Beyond the Billboard Top 40, Blood Orange’s Freetown Sound situated itself within an ongoing Civil Rights Movement by weaving in the voice of other black artists, past and present. Helado Negro murmured about being “Young, Latin and Proud” as though he were sharing a beautiful secret. Swet Shop Boys’ “T5” recounted how the brown-skinned MCs “always get a random check when [they] rock the stubble.” On her album Blood Bitch, Jenny Hval used menstruation as a metaphor for everything that’s empowering and terrifying about being a woman. Mitski wrote a love song about how coming “from different worlds” can ruin a relationship. The queer punk duo PWR BTTM’s single “Projection” summed up the isolating effects of perceived difference in the devastating lyric, “my skin isn’t made for the weather.” G.L.O.S.S. disposed of respectability politics with a hardcore EP titled Trans Day of Revenge, whose opening track exhorted members of their community to “Give Violence a Chance,” even as “We Live” exalted in the way that community cares for its own.     

More than any other album released this year, Moor Mother’s Fetish Bones sounded like the kind of protest music that could actually resonate in the 21st century—the heir to pained pre-hippie dispatches like “Strange Fruit” and “Mississippi Goddam.” The noise, rapping and snatches of gospel on Camae Ayewa’s sui generis debut evoked the cruelty of police violence and the righteous anger of the Black Lives Matter movement in the same breath. Rather than encouraging us to take to the streets, it made us feel like we were already there, which is one way of reminding people to stop fucking around on Spotify and start fighting. Embodied experience is crucial to this music, too. “You can see my dead body at the protest,” Ayewa chants on “Deadbeat Protest,” accusing so-called allies of “trying to save my black life by fetishizing my dead life.”

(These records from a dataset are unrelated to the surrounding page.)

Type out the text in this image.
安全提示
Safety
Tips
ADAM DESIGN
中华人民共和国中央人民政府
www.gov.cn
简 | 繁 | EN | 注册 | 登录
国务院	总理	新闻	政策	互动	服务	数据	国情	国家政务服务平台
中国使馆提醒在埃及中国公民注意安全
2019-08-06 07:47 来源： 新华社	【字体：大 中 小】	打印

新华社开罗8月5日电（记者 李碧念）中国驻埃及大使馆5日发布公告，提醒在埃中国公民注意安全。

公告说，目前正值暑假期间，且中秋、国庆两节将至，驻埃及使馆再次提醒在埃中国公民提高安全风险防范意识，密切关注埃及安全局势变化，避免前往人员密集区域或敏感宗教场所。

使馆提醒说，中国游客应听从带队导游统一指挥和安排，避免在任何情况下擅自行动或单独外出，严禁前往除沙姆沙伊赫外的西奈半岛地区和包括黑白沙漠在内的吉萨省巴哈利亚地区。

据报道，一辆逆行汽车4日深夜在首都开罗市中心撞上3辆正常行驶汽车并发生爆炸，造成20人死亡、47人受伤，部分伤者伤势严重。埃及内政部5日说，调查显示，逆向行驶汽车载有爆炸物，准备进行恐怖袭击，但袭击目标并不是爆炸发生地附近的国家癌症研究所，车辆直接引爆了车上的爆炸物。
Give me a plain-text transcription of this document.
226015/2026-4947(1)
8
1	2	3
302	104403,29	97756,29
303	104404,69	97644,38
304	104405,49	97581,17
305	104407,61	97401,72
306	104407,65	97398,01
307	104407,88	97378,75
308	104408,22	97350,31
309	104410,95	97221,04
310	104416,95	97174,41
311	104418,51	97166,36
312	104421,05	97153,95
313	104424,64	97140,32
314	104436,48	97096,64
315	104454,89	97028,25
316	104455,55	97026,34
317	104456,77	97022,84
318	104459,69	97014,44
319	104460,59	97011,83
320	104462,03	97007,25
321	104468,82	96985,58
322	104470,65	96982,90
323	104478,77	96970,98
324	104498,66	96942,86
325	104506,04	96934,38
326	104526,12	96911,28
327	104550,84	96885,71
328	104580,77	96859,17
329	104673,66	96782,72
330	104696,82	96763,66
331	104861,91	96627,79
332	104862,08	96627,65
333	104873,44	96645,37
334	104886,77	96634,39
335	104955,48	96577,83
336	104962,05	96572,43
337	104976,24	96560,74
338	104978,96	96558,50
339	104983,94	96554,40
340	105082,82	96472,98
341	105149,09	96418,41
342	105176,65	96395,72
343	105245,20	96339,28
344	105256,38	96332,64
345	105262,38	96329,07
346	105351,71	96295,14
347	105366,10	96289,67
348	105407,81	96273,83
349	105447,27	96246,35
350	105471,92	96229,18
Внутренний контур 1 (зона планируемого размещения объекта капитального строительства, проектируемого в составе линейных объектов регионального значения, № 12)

There is a strain of cultural criticism that dismisses identity-centered art as “boutique activism” or some new form of narcissism (never mind that it isn’t so new, and no one seemed to be complaining back when it was the Beatles making all those “I”/“me” statements), often without bothering to differentiate between an album like Fetish Bones and, say, a disposable earworm about how dudes like your big butt. Like white, male writers’ post-election pleas that the left give up identity politics, this is an argument that gravely underestimates the power of representation.

Art may not constitute activism in and of itself, but the music of Blood Orange and Mitski and Jenny Hval is a refuge for the communities it represents. By rendering visible the experiences of everyone who’s different from the straight, white men our future president panders to, it helps us survive. But it’s also our best hope of reaching people who don’t seem to care about anyone who doesn’t look, or love, the way they do. As the same-sex marriage movement confirmed, the empathy we develop through exposure to those we perceive as different really can affect policy. For the 75% of white Americans who don’t have a single non-white friend, albums like Lemonade and A Seat at the Table can be revelations. Instead of bombarding these listeners with opinions that would instantly alienate them, Beyoncé and Solange do what the most effective political artists have always done: speak honestly about their own lives in a medium that is accessible enough to reach millions of people. It doesn’t seem like a coincidence that these two albums, which combined the personal and the political in very different ways but both served as powerful counterpoints to white, male supremacy, are dominating music publications’ “best of 2016lists, including SPIN’s.

If any kind of music has a chance of getting through to the other half of America, it’s going to be music that makes them see the rest of us.